Transfer pricing refers to the determination of prices at which goods, services and intangible properties are transacted between related parties. When unrelated parties deal with each other, independent market forces shape the commercial pricing of such transactions. However, in transactions involving related parties, their commercial and financial relations may lead to the setting of prices that deviate from independent commercial prices. This results in distortion of the profits derived by each related entity to the transactions as well as in the tax liabilities of each.
The distorting effects of non-arm’s length transfer pricing is of greater concern to tax authorities where related parties engaged in the transactions are located in different tax jurisdictions. This is because the varying taxation levels in different tax jurisdictions may lead to entities concerned not paying their fair share of tax in one or more jurisdictions, and the related entities as a group enjoying a tax advantage.

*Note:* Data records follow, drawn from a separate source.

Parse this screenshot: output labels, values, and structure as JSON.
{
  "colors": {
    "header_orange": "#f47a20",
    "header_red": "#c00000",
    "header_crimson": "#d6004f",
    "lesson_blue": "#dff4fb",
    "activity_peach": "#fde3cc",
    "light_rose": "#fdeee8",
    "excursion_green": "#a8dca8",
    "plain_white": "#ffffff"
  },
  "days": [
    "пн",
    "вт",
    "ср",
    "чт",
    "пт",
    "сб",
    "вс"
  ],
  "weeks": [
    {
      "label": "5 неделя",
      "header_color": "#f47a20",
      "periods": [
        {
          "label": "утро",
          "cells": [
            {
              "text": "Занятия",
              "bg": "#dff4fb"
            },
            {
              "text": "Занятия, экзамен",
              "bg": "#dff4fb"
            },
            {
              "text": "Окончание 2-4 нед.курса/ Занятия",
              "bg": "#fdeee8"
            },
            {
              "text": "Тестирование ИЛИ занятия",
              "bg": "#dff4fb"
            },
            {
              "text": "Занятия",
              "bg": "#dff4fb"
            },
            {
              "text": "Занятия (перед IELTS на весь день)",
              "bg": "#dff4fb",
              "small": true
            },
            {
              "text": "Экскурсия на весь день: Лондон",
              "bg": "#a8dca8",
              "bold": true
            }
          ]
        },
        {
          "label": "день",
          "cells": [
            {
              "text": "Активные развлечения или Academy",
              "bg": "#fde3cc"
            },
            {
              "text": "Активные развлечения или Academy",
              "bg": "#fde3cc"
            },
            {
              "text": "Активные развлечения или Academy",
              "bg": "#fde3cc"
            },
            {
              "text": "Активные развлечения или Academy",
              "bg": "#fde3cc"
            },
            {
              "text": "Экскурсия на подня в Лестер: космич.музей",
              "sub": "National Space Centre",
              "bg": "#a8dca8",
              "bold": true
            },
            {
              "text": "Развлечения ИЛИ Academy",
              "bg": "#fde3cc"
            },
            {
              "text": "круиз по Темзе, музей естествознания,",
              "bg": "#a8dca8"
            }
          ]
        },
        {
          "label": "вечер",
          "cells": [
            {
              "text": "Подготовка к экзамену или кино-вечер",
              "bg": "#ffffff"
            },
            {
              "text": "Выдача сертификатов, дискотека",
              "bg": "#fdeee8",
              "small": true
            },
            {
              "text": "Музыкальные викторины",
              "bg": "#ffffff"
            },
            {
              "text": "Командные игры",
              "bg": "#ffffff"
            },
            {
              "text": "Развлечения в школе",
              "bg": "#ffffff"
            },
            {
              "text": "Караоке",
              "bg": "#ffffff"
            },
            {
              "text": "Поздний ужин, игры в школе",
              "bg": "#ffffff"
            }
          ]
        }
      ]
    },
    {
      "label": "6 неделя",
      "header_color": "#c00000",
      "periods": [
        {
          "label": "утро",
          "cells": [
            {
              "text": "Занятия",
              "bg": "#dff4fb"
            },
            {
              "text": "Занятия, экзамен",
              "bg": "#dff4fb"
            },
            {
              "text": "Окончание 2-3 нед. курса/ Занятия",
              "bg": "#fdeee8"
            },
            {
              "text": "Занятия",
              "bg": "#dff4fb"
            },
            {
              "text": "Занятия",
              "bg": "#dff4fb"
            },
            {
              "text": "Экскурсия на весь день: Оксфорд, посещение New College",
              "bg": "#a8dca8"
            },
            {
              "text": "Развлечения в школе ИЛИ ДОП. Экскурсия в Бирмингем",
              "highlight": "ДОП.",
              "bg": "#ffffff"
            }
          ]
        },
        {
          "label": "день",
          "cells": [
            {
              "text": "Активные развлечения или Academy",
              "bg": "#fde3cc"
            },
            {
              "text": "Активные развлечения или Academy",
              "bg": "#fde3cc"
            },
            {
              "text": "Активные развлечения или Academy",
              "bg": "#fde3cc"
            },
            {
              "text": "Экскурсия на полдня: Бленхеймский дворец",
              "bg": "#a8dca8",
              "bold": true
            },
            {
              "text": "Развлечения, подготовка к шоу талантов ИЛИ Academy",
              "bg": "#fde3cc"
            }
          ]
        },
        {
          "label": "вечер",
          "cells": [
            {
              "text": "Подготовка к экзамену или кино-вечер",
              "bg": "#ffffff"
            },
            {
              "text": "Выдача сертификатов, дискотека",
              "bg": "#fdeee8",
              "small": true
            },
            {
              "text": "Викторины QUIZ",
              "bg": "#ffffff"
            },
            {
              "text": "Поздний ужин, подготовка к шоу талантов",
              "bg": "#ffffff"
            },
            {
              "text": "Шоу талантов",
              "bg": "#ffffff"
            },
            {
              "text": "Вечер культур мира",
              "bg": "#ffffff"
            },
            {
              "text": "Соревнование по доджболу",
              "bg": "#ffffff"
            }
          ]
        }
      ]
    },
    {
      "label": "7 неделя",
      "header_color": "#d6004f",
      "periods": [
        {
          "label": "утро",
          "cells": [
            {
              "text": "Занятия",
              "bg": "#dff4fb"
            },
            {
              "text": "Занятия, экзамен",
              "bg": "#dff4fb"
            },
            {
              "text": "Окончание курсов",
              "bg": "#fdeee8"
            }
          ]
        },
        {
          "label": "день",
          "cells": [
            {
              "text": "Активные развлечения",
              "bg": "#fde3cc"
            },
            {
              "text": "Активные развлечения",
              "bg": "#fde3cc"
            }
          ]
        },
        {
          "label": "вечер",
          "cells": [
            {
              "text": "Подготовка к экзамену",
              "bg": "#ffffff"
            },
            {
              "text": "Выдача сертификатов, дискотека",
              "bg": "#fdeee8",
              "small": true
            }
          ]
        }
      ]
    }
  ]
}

Increasingly, tax authorities worldwide are stepping up their audit efforts to verify that transfer pricing of cross-border related party transactions comply with the arm’s length principle. Where related party transactions are found not to have complied with the arm’s length principle and where the profits and tax liabilities of the related parties have been reduced, adjustments to the profits and tax liabilities would be made by tax authorities. Such unilateral adjustments increase the total taxable profits arising from the related parties’ transactions and hence result in double taxation.
This is an overview of transfer pricing mechanisms, providing guidelines to follow arm’s length principle and transfer pricing documentation to be maintained for the purpose of audits.